Other Directorships & Interlocks
| Company | Current Public Board? | Role | Notes |
|---|---|---|---|
| — | No | — | INO proxy lists 0 current other public boards for Benito |
| DURECT Corporation | No (former) | Director (former) | Served 2005–2022 |
Expertise & Qualifications
- Board skills matrix indicates Benito has strengths in: Accounting/Financial Reporting; Business Operations; Corporate Governance; Drug Commercialization; Human Resources; Pharmaceutical Industry Knowledge; Public Company Board/Board Governance; and Risk Management.
- Audit Committee Financial Expert (SEC Section 407).
Equity Ownership
| Holder | Shares Beneficially Owned | % Outstanding | Notes |
|---|---|---|---|
| Simon X. Benito | 27,671 | <1% | Based on 36,673,464 shares outstanding at 3/24/2025; per SEC rules, includes options/RSUs exercisable/issuable within 60 days |
Policy alignment and restrictions:
- Director stock ownership guideline: ≥3x annual cash retainer; five-year compliance window; “ownership” includes specified in-the-money options and 50% of unvested RSUs; milestone/market-based RSUs excluded.
- Hedging prohibited; pledging/margin purchases prohibited without prior written Compensation Committee consent.
Governance Assessment
- Board effectiveness signal: Benito is independent Chair, chairs NCG, serves on Audit and Compensation, and is designated an Audit Committee Financial Expert—this concentrates governance oversight and financial literacy in a single director while maintaining committee independence.
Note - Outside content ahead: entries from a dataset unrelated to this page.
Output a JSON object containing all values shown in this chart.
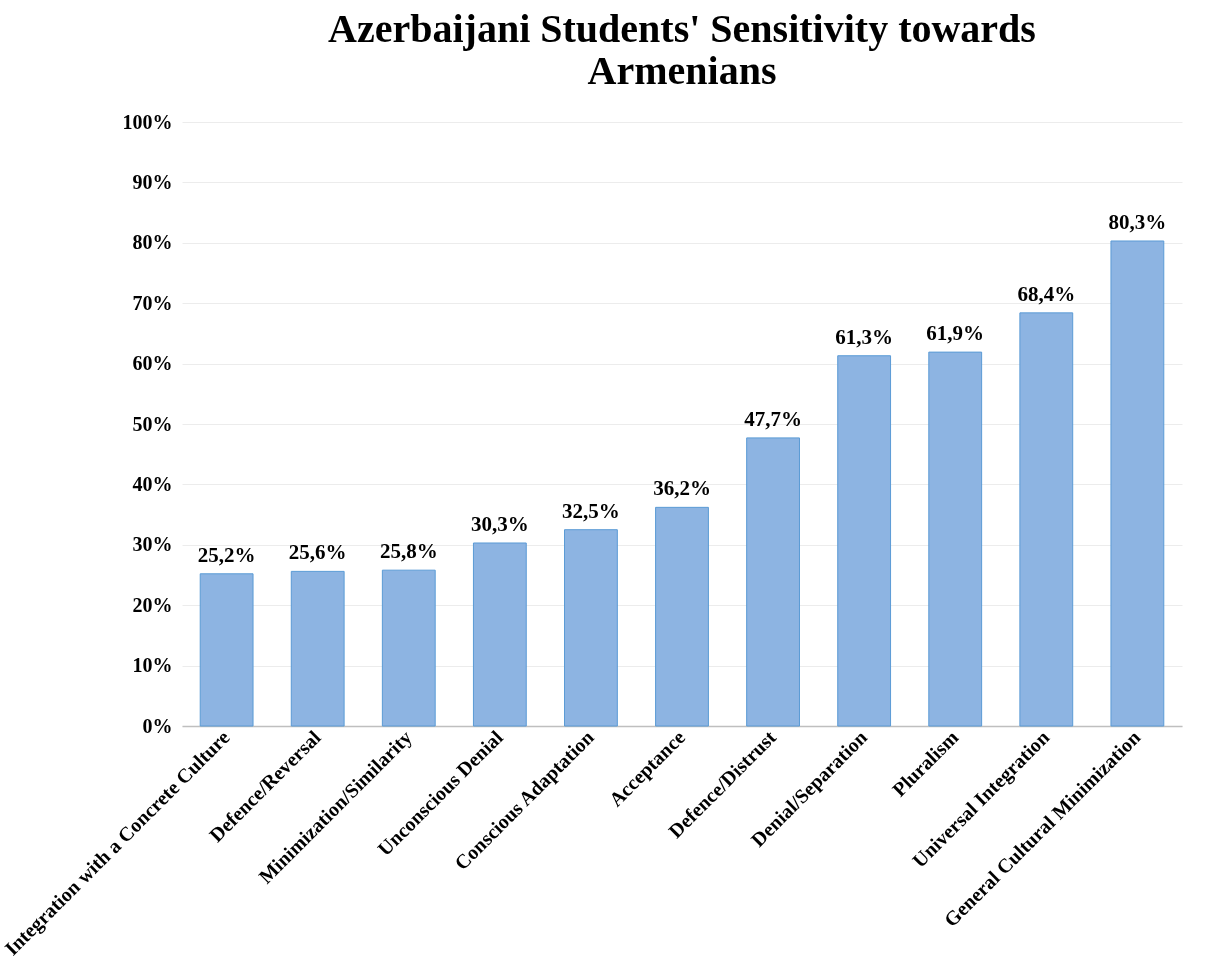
{
  "chart_data": {
    "type": "bar",
    "title": [
      "Azerbaijani Students' Sensitivity towards",
      "Armenians"
    ],
    "categories": [
      "Integration with a Concrete Culture",
      "Defence/Reversal",
      "Minimization/Similarity",
      "Unconscious Denial",
      "Conscious Adaptation",
      "Acceptance",
      "Defence/Distrust",
      "Denial/Separation",
      "Pluralism",
      "Universal Integration",
      "General Cultural Minimization"
    ],
    "values": [
      25.2,
      25.6,
      25.8,
      30.3,
      32.5,
      36.2,
      47.7,
      61.3,
      61.9,
      68.4,
      80.3
    ],
    "value_labels": [
      "25,2%",
      "25,6%",
      "25,8%",
      "30,3%",
      "32,5%",
      "36,2%",
      "47,7%",
      "61,3%",
      "61,9%",
      "68,4%",
      "80,3%"
    ],
    "color": "#8db4e2",
    "ylim": [
      0,
      100
    ],
    "yticks": [
      {
        "value": 0,
        "label": "0%"
      },
      {
        "value": 10,
        "label": "10%"
      },
      {
        "value": 20,
        "label": "20%"
      },
      {
        "value": 30,
        "label": "30%"
      },
      {
        "value": 40,
        "label": "40%"
      },
      {
        "value": 50,
        "label": "50%"
      },
      {
        "value": 60,
        "label": "60%"
      },
      {
        "value": 70,
        "label": "70%"
      },
      {
        "value": 80,
        "label": "80%"
      },
      {
        "value": 90,
        "label": "90%"
      },
      {
        "value": 100,
        "label": "100%"
      }
    ],
    "grid": "y"
  }
}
Attendance thresholds were met (≥75%) in 2024 across directors other than one, and all directors attended the 2024 annual meeting, supporting engagement.
- Conflicts/related party exposure: No related-party transactions requiring disclosure since Jan 1, 2023; Audit Committee charter requires review/approval of any such transactions; hedging is prohibited and pledging restricted—mitigating alignment risks.
- Ownership alignment: Benito holds equity and is subject to director ownership guidelines (3x retainer), with measured definition of “ownership” and compliance window; beneficial ownership is <1% given INO’s share count, typical for small-cap biotech boards with annual RSU/option grants.
- Compensation mix: 2024 director pay for Benito was majority cash with meaningful equity component via annual RSUs/options and at-market option strike ($10.99), aligning incentives while avoiding repricing.
RED FLAGS observed: None disclosed specific to Benito. Consideration for investors: Long tenure (director since 2003) may raise external perceptions about refresh/independence despite the Board’s affirmative independence determination and robust committee structure; Board uses annual evaluations and skills matrix to address refresh and alignment.